The French musician Hugo Roussel came our way 16 years ago – on a record made for Pricilia Records with Norman D. Mayer. I may not have spun it recently, but I do have fond memories of that particular obscure CDR, a grisly drone made simply with guitar feedback, electronics and mixing desk. Roussel has resurfaced today as one half of Brussel, performing here with Bruno Fleurence, sometime accordian player in the “free” mode, and member of the ensemble Soixante Étages, a genre-hopping troupe who have the distinction of having made one record with Lionel Marchetti, the excellent latter-generation musique concrète composer. I see Roussel was also in this band at one point – at any rate he added guitar to their 2014 album Lumpen Orchestra. Today’s record Delta (33REVPERMI 3516) was made with Roussell on the guitar and Fleurence playing the organ, another guitar, and the “surepeti” – which may be an accordian, or an Indian shruti box. As you can guess, slow drones are the order of the day, but I like the steely deliberation with which this pair go about the day’s task, and it’s the near-opposite of that rather precious school of playing which insists on near-silence (as if making a sound would pollute the purity of the music in some way).
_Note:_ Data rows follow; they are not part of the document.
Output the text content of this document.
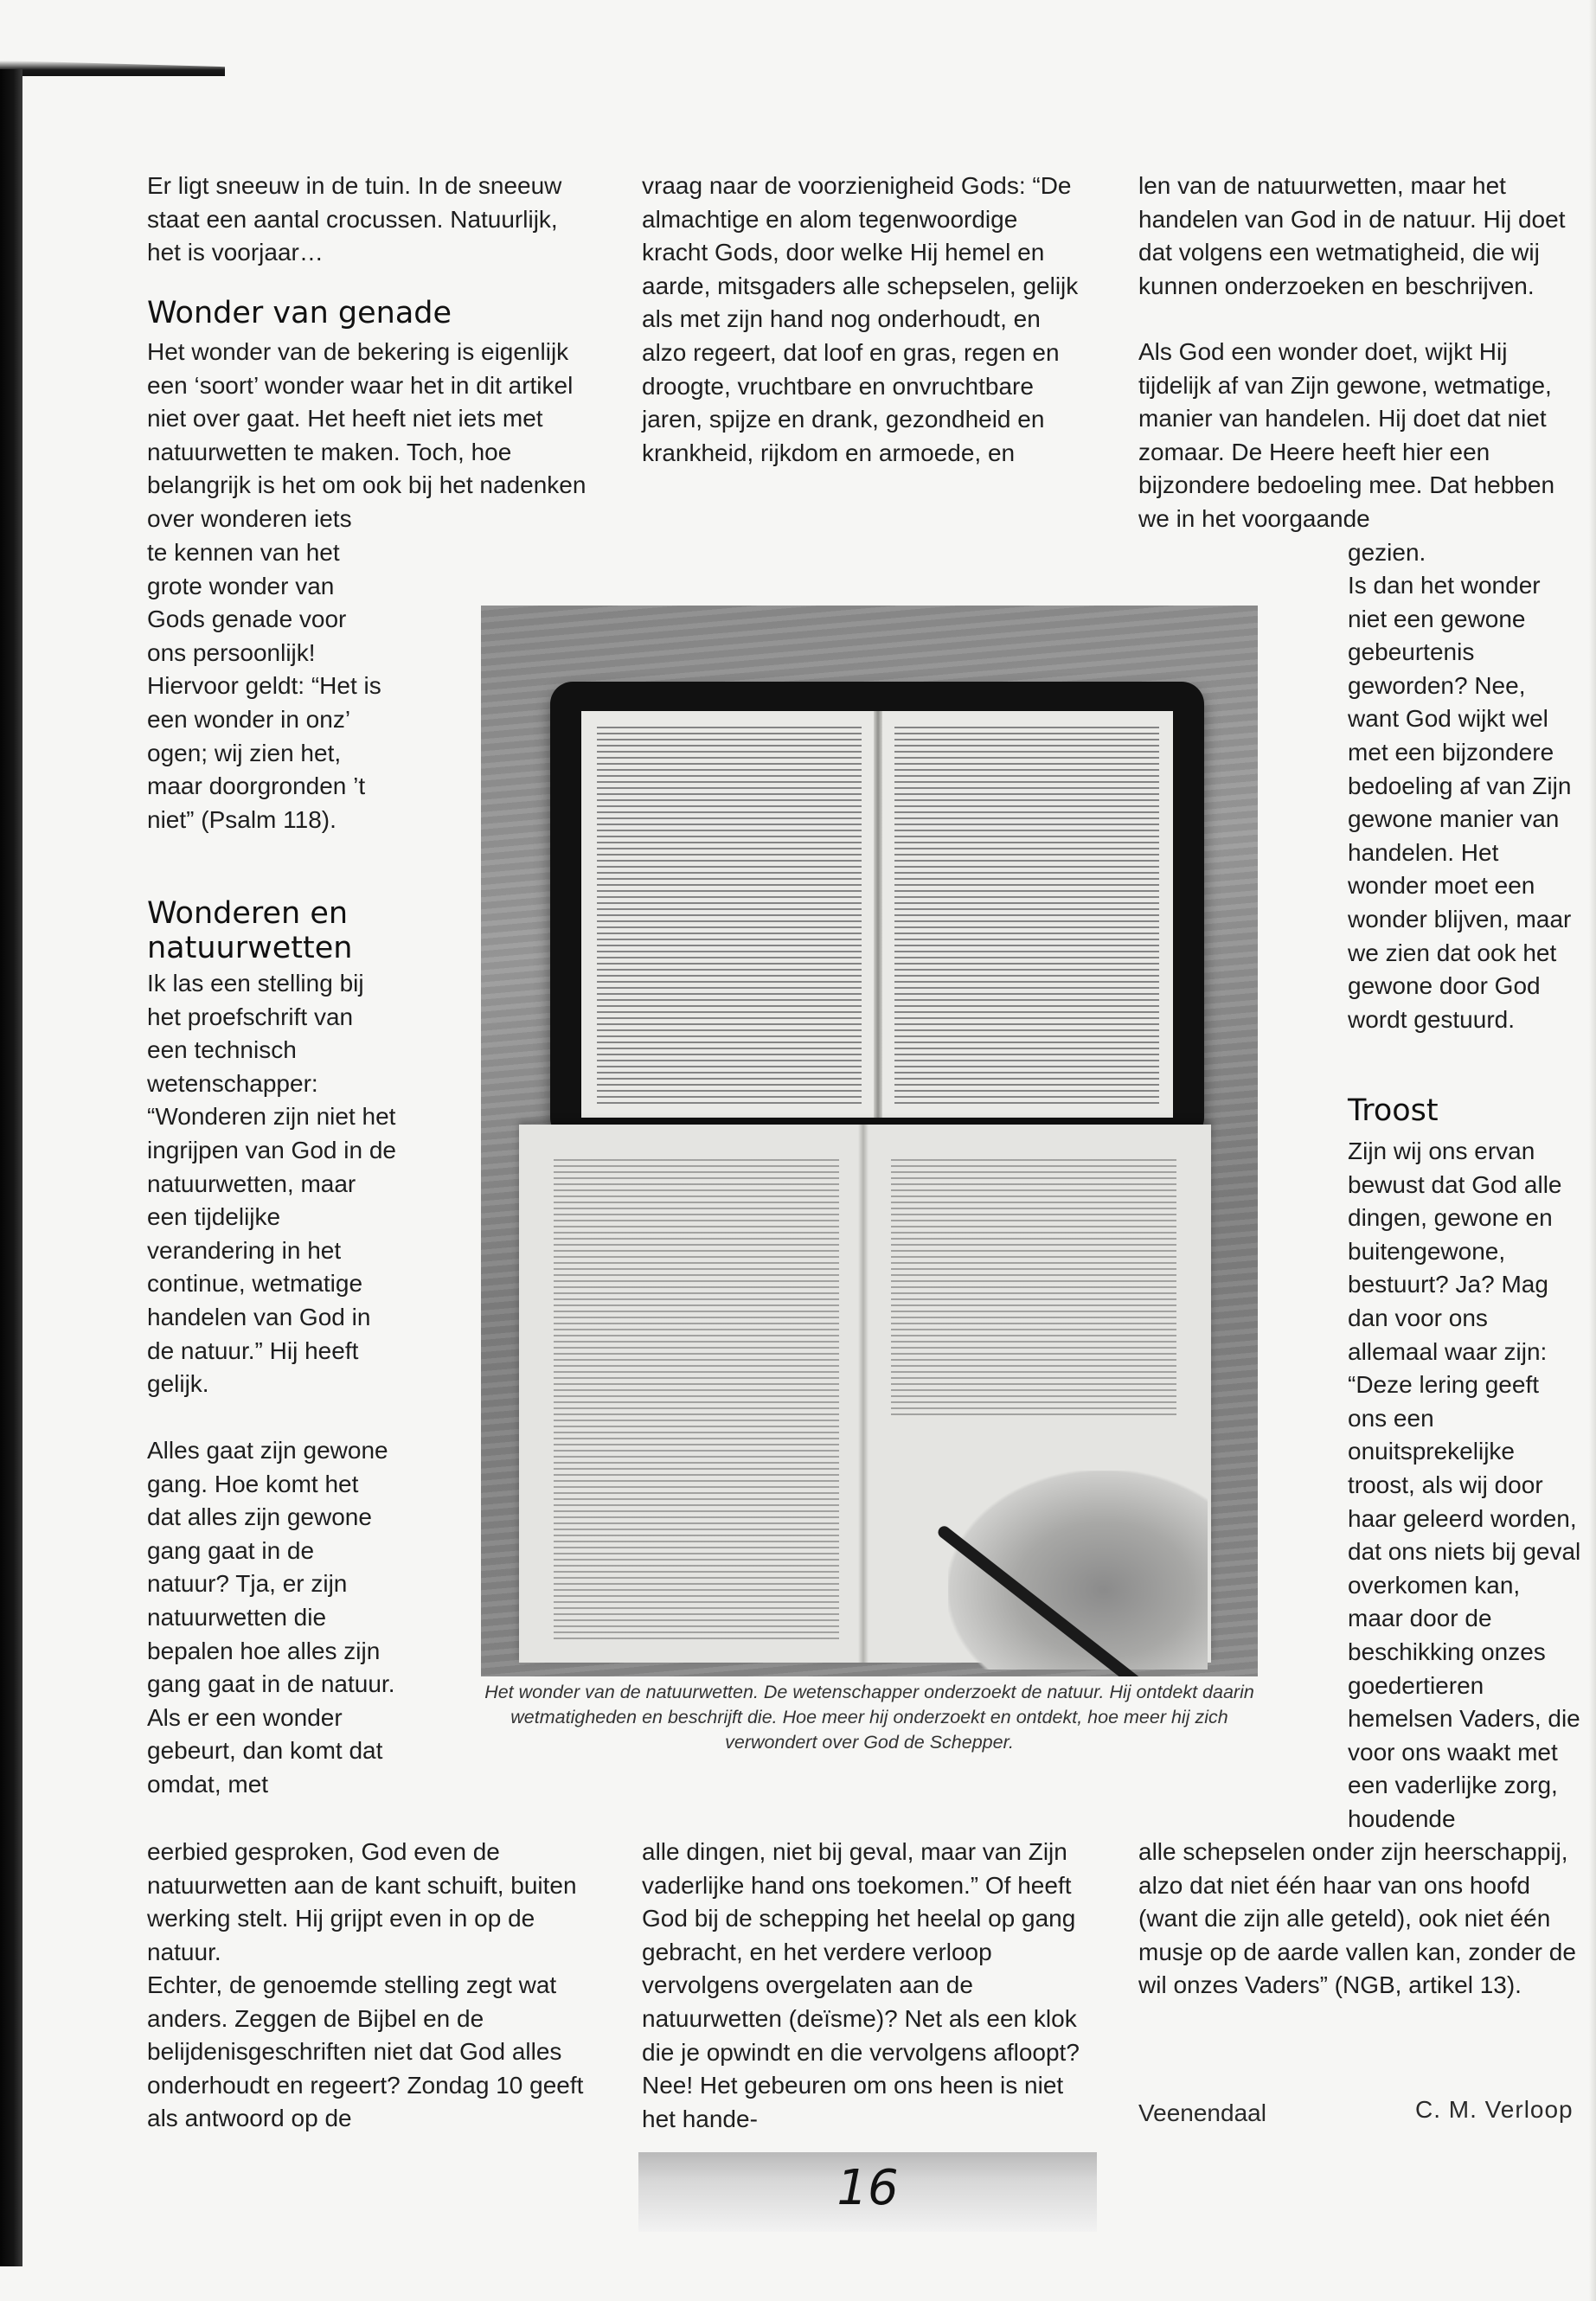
Er ligt sneeuw in de tuin. In de sneeuw staat een aantal crocussen. Natuurlijk, het is voorjaar…
Wonder van genade
Het wonder van de bekering is eigenlijk een ‘soort’ wonder waar het in dit artikel niet over gaat. Het heeft niet iets met natuurwetten te maken. Toch, hoe belangrijk is het om ook bij het nadenken over wonderen iets
te kennen van het grote wonder van Gods genade voor ons persoonlijk! Hiervoor geldt: “Het is een wonder in onz’ ogen; wij zien het, maar doorgronden ’t niet” (Psalm 118).
Wonderen en natuurwetten
Ik las een stelling bij het proefschrift van een technisch wetenschapper: “Wonderen zijn niet het ingrijpen van God in de natuurwetten, maar een tijdelijke verandering in het continue, wetmatige handelen van God in de natuur.” Hij heeft gelijk.
Alles gaat zijn gewone gang. Hoe komt het dat alles zijn gewone gang gaat in de natuur? Tja, er zijn natuurwetten die bepalen hoe alles zijn gang gaat in de natuur. Als er een wonder gebeurt, dan komt dat omdat, met
eerbied gesproken, God even de natuurwetten aan de kant schuift, buiten werking stelt. Hij grijpt even in op de natuur.
Echter, de genoemde stelling zegt wat anders. Zeggen de Bijbel en de belijdenisgeschriften niet dat God alles onderhoudt en regeert? Zondag 10 geeft als antwoord op de
vraag naar de voorzienigheid Gods: “De almachtige en alom tegenwoordige kracht Gods, door welke Hij hemel en aarde, mitsgaders alle schepselen, gelijk als met zijn hand nog onderhoudt, en alzo regeert, dat loof en gras, regen en droogte, vruchtbare en onvruchtbare jaren, spijze en drank, gezondheid en krankheid, rijkdom en armoede, en
alle dingen, niet bij geval, maar van Zijn vaderlijke hand ons toekomen.” Of heeft God bij de schepping het heelal op gang gebracht, en het verdere verloop vervolgens overgelaten aan de natuurwetten (deïsme)? Net als een klok die je opwindt en die vervolgens afloopt? Nee! Het gebeuren om ons heen is niet het hande-
len van de natuurwetten, maar het handelen van God in de natuur. Hij doet dat volgens een wetmatigheid, die wij kunnen onderzoeken en beschrijven.
Als God een wonder doet, wijkt Hij tijdelijk af van Zijn gewone, wetmatige, manier van handelen. Hij doet dat niet zomaar. De Heere heeft hier een bijzondere bedoeling mee. Dat hebben we in het voorgaande
gezien.
Is dan het wonder niet een gewone gebeurtenis geworden? Nee, want God wijkt wel met een bijzondere bedoeling af van Zijn gewone manier van handelen. Het wonder moet een wonder blijven, maar we zien dat ook het gewone door God wordt gestuurd.
Troost
Zijn wij ons ervan bewust dat God alle dingen, gewone en buitengewone, bestuurt? Ja? Mag dan voor ons allemaal waar zijn: “Deze lering geeft ons een onuitsprekelijke troost, als wij door haar geleerd worden, dat ons niets bij geval overkomen kan, maar door de beschikking onzes goedertieren hemelsen Vaders, die voor ons waakt met een vaderlijke zorg, houdende
alle schepselen onder zijn heerschappij, alzo dat niet één haar van ons hoofd (want die zijn alle geteld), ook niet één musje op de aarde vallen kan, zonder de wil onzes Vaders” (NGB, artikel 13).
Het wonder van de natuurwetten. De wetenschapper onderzoekt de natuur. Hij ontdekt daarin wetmatigheden en beschrijft die. Hoe meer hij onderzoekt en ontdekt, hoe meer hij zich verwondert over God de Schepper.
Veenendaal	C. M. Verloop
16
Rather, this record is juiced up with solid emotions, mostly rather stern and contemplative, as befits an album with a raccoon on the front cover. Roussel and Fleurence seem to be brooding, frowning, and disapproving of the excesses of the modern world, as they retreat further into their private burrow or nest. Again, I refer you to the image of the raccoon. The music is all improvised and the duo describe the album as “six rugged soundscapes…a thick and crepuscular”, while claiming some affinities with Delta blues music. This is their second release as Brussel, following 2013’s Härskeri. Arrived 14 November 2016.

World Without End

Cover of promo copy

Mystical droney sound art from Ariel Guzik has been captured on the LP Cordiox (VON023), a limited edition LP from the VON label. This wasn’t really produced as an album, but it captures some episodes from a sound installation called the Cordiox which Guzik made in Venice, a 12-foot high sound sculpture which was exhibited in San Lorenz Church in Venice as part of the Biennale. The sculpture seems to be made of quartz and wires, but from pictures found online there also appears to be a wooden box with knobs, dials, and lights which looks like a Renaissance art version of a synthesizer, and may or may not have some connection with the sculpture itself. On the record are some very solemn drones and resonating purrs, with faint echoes of a chiming sound of some sort buried in these multi-layered depths. One of the accomplishments of Guzik’s sound in this case is that it defies conventional musical notation as it spontaneously generates harmonic series that are impossible to capture. “Invisible magnetic forces” propel the work and create these sounds.

Actual LP cover

Invisible forces seem to have preoccupied Guzik for 25 years; this Mexican-born creator and polymath has worked at the Nature Expression and Resonance Research Laboratory in Mexico all that time, where he concerns himself with “the phenomena of resonance, mechanics, electricity, and magnetism”, all of which can be harnessed to make music. Unlike conventional scientific research, which sometimes might appear intent on explaining everything away, it is Guzik’s mission to preserve the mysteries of creation, and imagination and fantasy play a large part in his work also. Press notes supplied here by Karla Jasso and Carlos Casas speak freely of time-travel and dreaming when they encounter this strange music; Casas, at least, has been fortunate enough to visit the installation in situ, and returned with a fanciful tale about the dream of Marconi along the lines of “sound never dies…it emanates and resonates eternally”. Casas is convinced we can gain insights into the past, present and future through contemplation of the Cordiox. The label owners are persuaded that this LP is “the most hermetic and fabulous” release in their catalogue. From 27th October 2016.